If he has his own vice, he has its correlative virtue. Every mind should be allowed to make its own statement in action, and its balance will appear. It may be true that moral-seekers are apt to find Khushwant Singh's "Karma" a little too predictable, even simplistic.(1) For them, Sir Mohan Lal's is just another story of pride that goes before a fall. In its widely understood sense, "karma" is "the sum total of the ethical consequences of a person's good and bad actions . . . that is held in Hinduism and Buddhism to determine his specific destiny in his next existence" ("Karma"). On this count, Lal's sin of pride is punished when two British soldiers throw him out of a first-class compartment. His wife's karma, it would seem, enables her to have a safe and comfortable journey in a ladies' compartment. The nemesis itself is part of [Lal's] "Karma," the unexpected turn of his fate and, is also the inevitable outcome of his actions and thoughts. The title "Karma" has thus a double meaning: the inevitable nemesis and also the ironical turn of the wheel of fate.

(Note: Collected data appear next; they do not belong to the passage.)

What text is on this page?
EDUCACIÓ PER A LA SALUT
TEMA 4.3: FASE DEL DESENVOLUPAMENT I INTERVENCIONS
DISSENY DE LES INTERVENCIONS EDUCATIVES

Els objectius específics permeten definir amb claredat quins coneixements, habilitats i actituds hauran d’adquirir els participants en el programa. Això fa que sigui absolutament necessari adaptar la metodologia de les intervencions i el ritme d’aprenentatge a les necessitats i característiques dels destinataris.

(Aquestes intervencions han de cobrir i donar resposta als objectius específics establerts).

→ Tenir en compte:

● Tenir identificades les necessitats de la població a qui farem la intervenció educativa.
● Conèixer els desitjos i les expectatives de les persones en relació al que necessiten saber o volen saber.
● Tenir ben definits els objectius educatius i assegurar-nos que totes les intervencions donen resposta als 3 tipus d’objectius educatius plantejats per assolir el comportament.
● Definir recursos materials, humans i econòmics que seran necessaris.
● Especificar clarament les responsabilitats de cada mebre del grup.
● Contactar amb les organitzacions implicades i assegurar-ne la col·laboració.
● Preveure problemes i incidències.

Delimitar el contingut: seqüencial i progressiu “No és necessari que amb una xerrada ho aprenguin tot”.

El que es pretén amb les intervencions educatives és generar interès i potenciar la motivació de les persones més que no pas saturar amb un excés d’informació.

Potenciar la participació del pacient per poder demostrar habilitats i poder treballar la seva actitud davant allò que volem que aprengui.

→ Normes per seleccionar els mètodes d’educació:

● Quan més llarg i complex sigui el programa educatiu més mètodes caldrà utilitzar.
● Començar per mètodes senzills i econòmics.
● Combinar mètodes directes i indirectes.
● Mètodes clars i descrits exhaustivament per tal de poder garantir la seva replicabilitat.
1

Words such as "inevitable" and "fate" not only oversimplify but misconstrue the Law of Karma in Indian thought. Karma brings its own reward, which may not, after all, be particularly destructive or unhappy for the sufferer. For Mohan Lal is no mere victim of his karma; he is also its agent. His karma, like ours, implies both freedom and necessity.
If Lal's karma counts for anything, it ought to bring him this realization, the first necessary step toward self-realization. His "education," in this sense, begins as two British soldiers confront him in the first-class compartment with rudeness and abuse. Bill and Jim now become his tutors in necessity, in his own land. They speak both English and Hindustani, the languages of Lal's past freedom and present necessity. And, for once, Jim speaks more than he knows when he switches codes for the benefit of this "native" before him: "Janta -- Reserved. Army -- Fauz . . . ". Literally, Janta would be, "Do you know/realize [what you are doing]?' Who else but a "Tommy" would dare ask Sir Mohan from Oxford whether he "knows"? But what do they know? The British soldiers, we are told, "knew better than to trust their inebriated ears”. Out go Lal's "possessions" and the pride that holds them all: his suitcase, thermos flask, briefcase, bedding, The Times, and, finally, himself Lal finds this "preposterous" , the original meaning of which he must have known even in his calamity. He is not likely to have realized, however, that his karma decides the order in divesting him of his possessions, the order, that is, of what should go before and what after. Bill and Jim, mere players in this karmic farce, pause again: "It did sound like English, but it was too much of the King's for them". The truth of it, or rather the pity of the truth of it all, as nearly always in Khushwant Singh, breaks past the discipline of irony.
Poor learner that he is, Lal protests in English. Was it, again, his "well-bred manners" that prevented him from giving it back to them in Hindustani? One can't tell. Sir Mohan's Oxford accent notwithstanding, karma has its way. As Lal lands miserably on the platform, his "feet . . . glued to the earth", and at a loss for words, his real education might well have begun and ended at once.